Since all emails are mostly identical (except for a few personal variables), I was thinking if there is a more efficient way to store. Something that deduplicates stuff across multiple records, or something like that. Any suggestions on that?

Alternate way would be to save the template, and save only variables for each email sent, but we don't want to do that, as this process should be transparent to the sender. This means that this information would not be accessible, and it needs to be deduced after the fact.

2

There are 2 answers

1
John On

This should all be done dynamically. Store the email once as it existed before you added your subscriber specific content/merge tags (variables). In the email you would need to have the 'view in browser' link unique to each subscriber. Based on the link you would then serve up their unique variables in the browser based version.

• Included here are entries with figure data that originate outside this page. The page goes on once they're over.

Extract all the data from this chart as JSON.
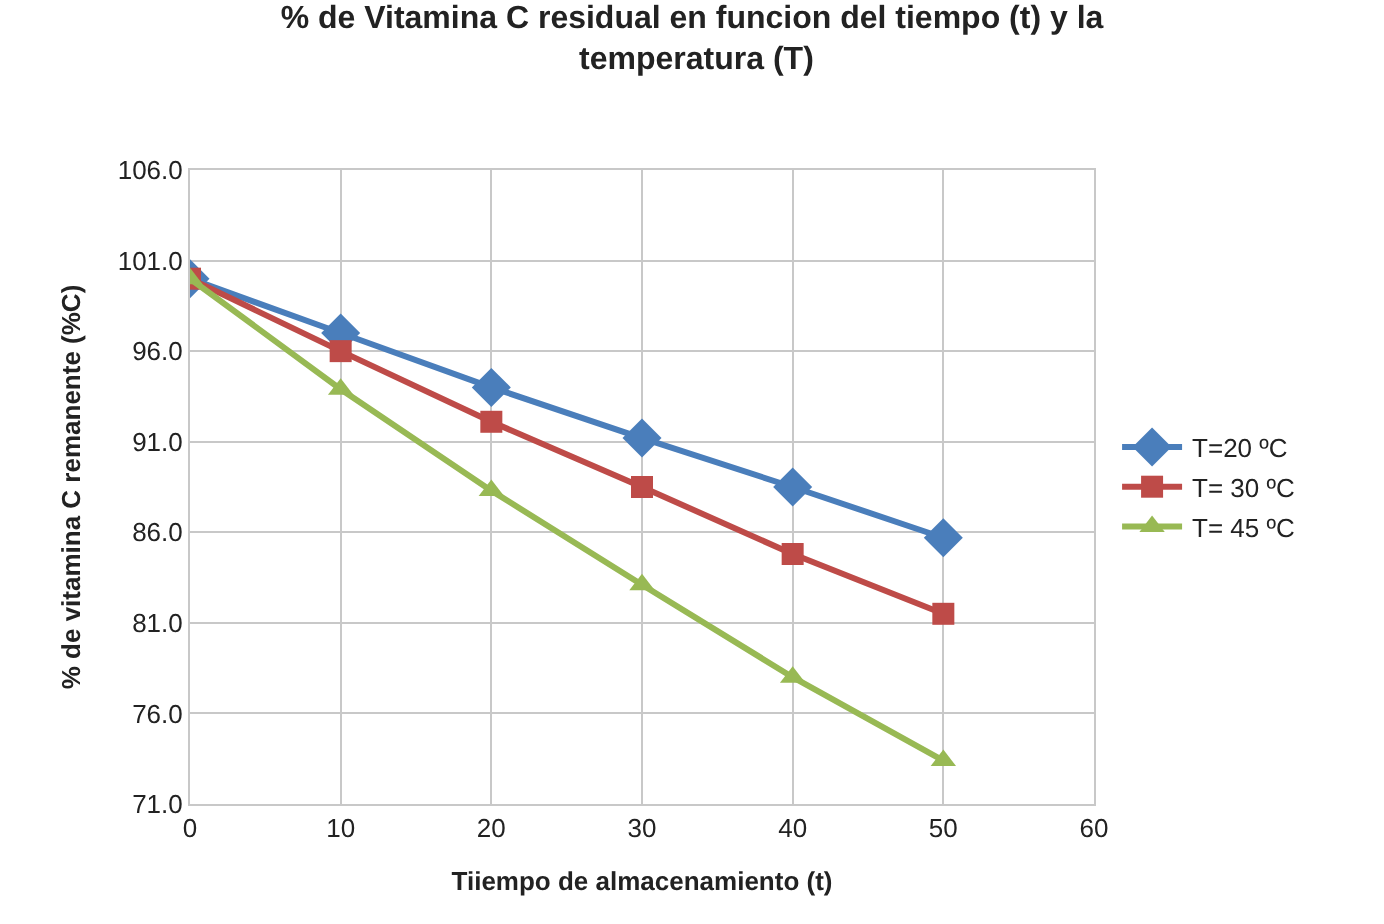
{
  "chart_data": {
    "type": "line",
    "title": "% de Vitamina C residual en funcion del tiempo (t) y la temperatura (T)",
    "xlabel": "Tiiempo de almacenamiento (t)",
    "ylabel": "% de vitamina C remanente (%C)",
    "x": [
      0,
      10,
      20,
      30,
      40,
      50
    ],
    "series": [
      {
        "name": "T=20 ºC",
        "color": "#4a7ebb",
        "marker": "diamond",
        "values": [
          100.0,
          97.0,
          94.0,
          91.2,
          88.5,
          85.7
        ]
      },
      {
        "name": "T= 30 ºC",
        "color": "#be4b48",
        "marker": "square",
        "values": [
          100.0,
          96.0,
          92.1,
          88.5,
          84.8,
          81.5
        ]
      },
      {
        "name": "T= 45 ºC",
        "color": "#98b954",
        "marker": "triangle",
        "values": [
          100.0,
          93.9,
          88.3,
          83.1,
          78.0,
          73.4
        ]
      }
    ],
    "xlim": [
      0,
      60
    ],
    "xticks": [
      0,
      10,
      20,
      30,
      40,
      50,
      60
    ],
    "ylim": [
      71.0,
      106.0
    ],
    "yticks": [
      {
        "value": 71,
        "label": "71.0"
      },
      {
        "value": 76,
        "label": "76.0"
      },
      {
        "value": 81,
        "label": "81.0"
      },
      {
        "value": 86,
        "label": "86.0"
      },
      {
        "value": 91,
        "label": "91.0"
      },
      {
        "value": 96,
        "label": "96.0"
      },
      {
        "value": 101,
        "label": "101.0"
      },
      {
        "value": 106,
        "label": "106.0"
      }
    ],
    "grid": true,
    "legend": "right",
    "line_style": "solid"
  }
}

If there is a lot of unique content, you might want to use a database, otherwise if it is just their name for example, you could pass that as a url parameter itself.

0
Filip Hanes On
  1. If there are duplicated images/attachments/parts you can implement deduplication of parts based on their content hash.

  2. You could pack multiple messages in TAR or MBOX file format and then compress them before storing. Compression ratio would be better, because of more duplicate bytes in one file. Random email access would be harder depending on how many emails are compressed in 1 file.

  3. Train custom compression dictionary and compress each email independently. Zstd for example: https://facebook.github.io/zstd/#small-data

EDIT: added third solution